Saturday, March 11, 2017

Tak Kenal Maka Tak Sayang

Hasil gambar untuk mendekatkan diri kepada allah
Dalam Surat Al-Fatihah ayat 1-5 Allah berfirman:
بِسْمِ اللهِ الرَّحْمنِ الرَّحِيْمِ
“Dengan nama Allah SWT Yang Maha Pengasih lagi Penyayang.”
الْحَمْدُ للهِ رَبِّ الْعَالَمِيْنَ
“Segala puji bagi Allah SWT Tuhan sekalian alam.”
الرَّحْمنِ الرَّحِيْمِ
“Yang Maha Pengasih lagi Penyayang.”
ملِكِ يَوْمِ الدِّيْنِ
“Raja di hari pembalasan.”
إَيَّاكَ نَعْبُدُ وَإِيَّاكَ نَسْتَعِيْنُ
“Hanya kepada-Mu kami menyembah, dan hanya kepada-Mu kami memohon pertolongan.”

Dari ayat pertama sampai ayat kelima surat Al-Fatihah, kita mendapatkan hikmah yang bisa diungkapkan dengan “tak kenal maka tak sayang”. Ungkapan itu memang merupakan pepatah Nusantara yang baru saja adanya, namun pepatah biasanya lahir dari sebuah penalaran fitrah manusia, sedangkan fitrah manusia berasal dari Allah SWT. Makanya, ketika Rasulullah SAW ditanya tentang kebaikan, beliaupun menjawab:
اِسْتَفْتِ قَلْبَكَ فَإِنَّ الْبِرَّ مَا اطْمَأَنَّتْ إِلَيْهِ النَّفْسُ وَاطْمَأَنَّ إِلَيْهِ الْقَلْبُ
“Tanyakan saja pada hatimu, sesungguhnya kebaikan itu adalah sesuatu yang jiwa merasa nyaman dengannya dan hati merasa tenang kepadanya.” [HR. Ahmad]

Yang dimaksud hati itu adalah nurani atau fitrah manusia. Maka apapun yang ditemukan oleh fitrah manusia pasti ditemukan juga dalam Al-Qur’an, karena keduanya berasal dari sumber yang sama, yaitu hikmah Allah SWT.
“Tak kenal maka tak sayang” adalah konsep untuk memudahkan interaksi dan hubungan. Kita akan sulit menerima kehadiran orang baru yang tidak kita kenal, maka konsep ini mengarahkan kita untuk berkenalan terlebih dulu, setelah kenal dan ternyata dia sesuai dengan yang kita inginkan maka dengan sendirinya kita akan nyaman bersamanya. 

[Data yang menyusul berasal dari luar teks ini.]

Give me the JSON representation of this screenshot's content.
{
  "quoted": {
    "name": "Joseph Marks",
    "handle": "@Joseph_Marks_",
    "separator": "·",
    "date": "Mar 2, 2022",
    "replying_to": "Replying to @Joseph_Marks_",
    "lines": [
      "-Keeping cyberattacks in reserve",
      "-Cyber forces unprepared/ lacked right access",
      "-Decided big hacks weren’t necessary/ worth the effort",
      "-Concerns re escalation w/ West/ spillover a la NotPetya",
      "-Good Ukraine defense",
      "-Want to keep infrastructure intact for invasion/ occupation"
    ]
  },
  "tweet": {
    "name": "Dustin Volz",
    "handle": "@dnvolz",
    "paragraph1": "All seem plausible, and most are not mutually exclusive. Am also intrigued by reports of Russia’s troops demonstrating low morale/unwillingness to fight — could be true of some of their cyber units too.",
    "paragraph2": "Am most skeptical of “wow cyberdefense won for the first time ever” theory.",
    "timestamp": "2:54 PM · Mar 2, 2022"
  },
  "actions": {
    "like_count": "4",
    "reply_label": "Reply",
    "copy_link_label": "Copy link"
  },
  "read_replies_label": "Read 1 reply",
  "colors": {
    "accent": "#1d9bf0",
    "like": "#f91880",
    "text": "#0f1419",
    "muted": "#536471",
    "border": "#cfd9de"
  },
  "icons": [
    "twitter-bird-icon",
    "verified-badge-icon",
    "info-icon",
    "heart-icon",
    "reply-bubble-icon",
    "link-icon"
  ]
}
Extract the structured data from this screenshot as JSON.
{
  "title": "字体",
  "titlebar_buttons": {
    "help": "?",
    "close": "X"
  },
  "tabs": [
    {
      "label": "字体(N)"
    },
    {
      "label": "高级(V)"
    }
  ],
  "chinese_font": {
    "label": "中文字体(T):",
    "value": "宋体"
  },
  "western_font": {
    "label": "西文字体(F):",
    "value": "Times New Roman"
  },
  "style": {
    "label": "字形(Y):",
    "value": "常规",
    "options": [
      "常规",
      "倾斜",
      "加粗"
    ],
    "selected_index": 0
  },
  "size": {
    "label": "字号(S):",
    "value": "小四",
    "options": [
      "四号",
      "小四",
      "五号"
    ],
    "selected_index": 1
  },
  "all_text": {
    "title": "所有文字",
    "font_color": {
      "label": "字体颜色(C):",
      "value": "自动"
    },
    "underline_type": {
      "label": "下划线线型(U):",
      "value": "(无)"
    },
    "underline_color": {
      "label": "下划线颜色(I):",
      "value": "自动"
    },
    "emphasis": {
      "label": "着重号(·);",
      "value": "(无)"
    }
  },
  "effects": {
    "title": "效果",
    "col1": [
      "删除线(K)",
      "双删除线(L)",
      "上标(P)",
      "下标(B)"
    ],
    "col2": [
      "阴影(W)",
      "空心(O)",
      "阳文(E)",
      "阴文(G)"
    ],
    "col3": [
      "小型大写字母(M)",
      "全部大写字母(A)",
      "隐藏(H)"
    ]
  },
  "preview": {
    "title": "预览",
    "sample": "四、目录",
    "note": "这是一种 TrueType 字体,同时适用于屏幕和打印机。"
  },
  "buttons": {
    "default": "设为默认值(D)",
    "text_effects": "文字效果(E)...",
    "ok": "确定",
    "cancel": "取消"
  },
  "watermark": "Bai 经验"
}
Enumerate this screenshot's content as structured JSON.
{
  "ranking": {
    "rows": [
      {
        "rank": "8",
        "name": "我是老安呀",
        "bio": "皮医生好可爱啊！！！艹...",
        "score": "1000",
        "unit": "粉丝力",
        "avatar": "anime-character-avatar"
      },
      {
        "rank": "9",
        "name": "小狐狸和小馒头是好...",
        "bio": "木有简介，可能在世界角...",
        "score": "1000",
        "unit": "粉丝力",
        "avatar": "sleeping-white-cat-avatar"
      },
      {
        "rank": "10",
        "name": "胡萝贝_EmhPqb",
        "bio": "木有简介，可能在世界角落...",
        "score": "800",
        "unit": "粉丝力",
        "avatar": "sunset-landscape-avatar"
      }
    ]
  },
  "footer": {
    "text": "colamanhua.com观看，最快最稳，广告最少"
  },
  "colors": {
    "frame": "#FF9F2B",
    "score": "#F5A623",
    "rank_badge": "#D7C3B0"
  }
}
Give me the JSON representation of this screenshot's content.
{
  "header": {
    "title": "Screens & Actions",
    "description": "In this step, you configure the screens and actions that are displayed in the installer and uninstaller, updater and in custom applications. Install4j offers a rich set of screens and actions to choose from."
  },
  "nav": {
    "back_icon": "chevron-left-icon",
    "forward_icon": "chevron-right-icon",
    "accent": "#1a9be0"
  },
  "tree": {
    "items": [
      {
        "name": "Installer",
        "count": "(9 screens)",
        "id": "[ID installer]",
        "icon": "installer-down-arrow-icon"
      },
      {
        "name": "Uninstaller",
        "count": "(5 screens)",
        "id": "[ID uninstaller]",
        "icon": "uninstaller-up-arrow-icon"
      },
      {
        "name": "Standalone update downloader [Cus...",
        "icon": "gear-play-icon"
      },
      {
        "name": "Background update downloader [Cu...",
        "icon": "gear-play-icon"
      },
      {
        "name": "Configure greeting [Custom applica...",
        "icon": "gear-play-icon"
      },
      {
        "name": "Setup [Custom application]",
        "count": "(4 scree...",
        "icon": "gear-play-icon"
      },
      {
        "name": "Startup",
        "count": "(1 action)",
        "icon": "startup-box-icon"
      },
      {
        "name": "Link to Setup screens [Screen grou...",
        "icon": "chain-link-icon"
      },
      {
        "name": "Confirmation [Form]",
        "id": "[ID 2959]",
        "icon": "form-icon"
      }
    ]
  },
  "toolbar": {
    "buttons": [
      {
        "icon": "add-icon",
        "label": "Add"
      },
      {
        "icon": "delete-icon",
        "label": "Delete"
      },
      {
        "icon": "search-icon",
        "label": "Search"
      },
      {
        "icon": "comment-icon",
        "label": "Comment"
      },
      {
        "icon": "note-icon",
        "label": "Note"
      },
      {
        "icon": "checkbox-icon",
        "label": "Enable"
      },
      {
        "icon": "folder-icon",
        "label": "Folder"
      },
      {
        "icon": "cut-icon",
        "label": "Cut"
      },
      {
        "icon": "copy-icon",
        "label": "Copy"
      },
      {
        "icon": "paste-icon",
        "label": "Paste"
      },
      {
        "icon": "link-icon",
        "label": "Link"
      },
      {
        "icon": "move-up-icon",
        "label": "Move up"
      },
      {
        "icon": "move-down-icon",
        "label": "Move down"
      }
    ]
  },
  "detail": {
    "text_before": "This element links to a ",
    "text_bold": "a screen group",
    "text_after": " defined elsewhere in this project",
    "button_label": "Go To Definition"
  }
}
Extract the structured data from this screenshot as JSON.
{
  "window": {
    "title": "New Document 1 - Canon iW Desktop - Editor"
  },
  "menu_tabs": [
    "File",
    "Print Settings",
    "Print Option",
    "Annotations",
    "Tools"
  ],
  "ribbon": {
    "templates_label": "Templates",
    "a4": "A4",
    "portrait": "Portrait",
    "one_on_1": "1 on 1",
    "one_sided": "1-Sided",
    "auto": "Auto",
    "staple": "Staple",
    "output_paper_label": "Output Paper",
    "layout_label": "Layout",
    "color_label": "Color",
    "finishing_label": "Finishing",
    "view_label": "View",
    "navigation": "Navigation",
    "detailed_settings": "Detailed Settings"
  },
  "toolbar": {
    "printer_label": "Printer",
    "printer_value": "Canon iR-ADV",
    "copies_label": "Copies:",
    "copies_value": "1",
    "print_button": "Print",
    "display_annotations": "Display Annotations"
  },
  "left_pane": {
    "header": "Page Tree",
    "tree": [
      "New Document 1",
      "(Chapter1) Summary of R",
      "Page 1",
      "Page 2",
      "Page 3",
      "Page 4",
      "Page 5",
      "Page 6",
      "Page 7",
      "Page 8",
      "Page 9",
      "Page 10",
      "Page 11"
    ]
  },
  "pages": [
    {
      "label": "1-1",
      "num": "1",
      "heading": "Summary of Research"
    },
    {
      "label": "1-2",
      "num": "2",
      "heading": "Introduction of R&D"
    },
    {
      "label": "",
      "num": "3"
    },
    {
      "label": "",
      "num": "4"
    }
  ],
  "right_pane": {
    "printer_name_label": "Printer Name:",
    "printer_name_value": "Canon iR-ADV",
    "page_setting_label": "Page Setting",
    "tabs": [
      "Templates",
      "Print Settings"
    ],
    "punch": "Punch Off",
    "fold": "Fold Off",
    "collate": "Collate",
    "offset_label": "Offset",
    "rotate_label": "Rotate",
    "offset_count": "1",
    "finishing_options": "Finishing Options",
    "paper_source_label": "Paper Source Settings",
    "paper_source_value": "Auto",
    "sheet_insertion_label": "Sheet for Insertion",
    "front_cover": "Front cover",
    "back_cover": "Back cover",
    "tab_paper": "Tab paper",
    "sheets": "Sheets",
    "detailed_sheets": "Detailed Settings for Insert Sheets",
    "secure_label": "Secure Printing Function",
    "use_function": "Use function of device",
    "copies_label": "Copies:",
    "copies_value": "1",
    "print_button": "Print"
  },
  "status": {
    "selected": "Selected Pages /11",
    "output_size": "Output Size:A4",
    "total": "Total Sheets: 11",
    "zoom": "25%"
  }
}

Nah, konsep ini sebenarnya murni konsep Al-Qur’an, bahkan konsep ini diisyaratkan oleh lima ayat pertama dari surat pertama Al-Qur’an, yaitu ketika ayat pertama hingga keempat menjelaskan sifat-sifat Allah SWT dan ayat kelima adalah isyarat cinta kepada Allah. 

Dalam ayat pertama hingga keempat, Allah SWT memperkenalkan diri sebagai Pencipta kita, Pemelihara kita, Penyayang dan Pengasih kepada kita. Setelah kita mengenal Allah SWT maka dengan sendirinya kita akan menyembah Allah SWT, tanpa disuruh apalagi dipaksa. Makanya ayat kelima bukan perintah menyembah, tapi ungkapan menyembah. 

Kesimpulannya, dari lima ayat pertama surat Al-Fatihah itu, kita mendapat pelajaran dari Allah SWT berkaitan dengan ilmu psikologi, yaitu kalau kita mau orang menyembah Allah, maka perkenalkan Allah SWT pada orang itu, kalau ia sudah mengenal Allah SWT dengan baik maka dengan sendirinya ia akan mecintai Allah SWT dan menyembah-Nya. Kalau kita mau anak kita meneladani Rasulullah SAW, maka perkenalkan beliau pada anak kita, kalau ia sudah mengenal beliau dengan baik maka dengan sendirinya ia akan mencintai dan meneladani beliau. Kalau Anda mau orang lain membeli produk anda yang bagus, maka perkenalkan produk anda pada orang itu, kalau ia sudah mengenal produk anda dengan baik maka dengan sendirinya ia akan menyukai dan membelinya.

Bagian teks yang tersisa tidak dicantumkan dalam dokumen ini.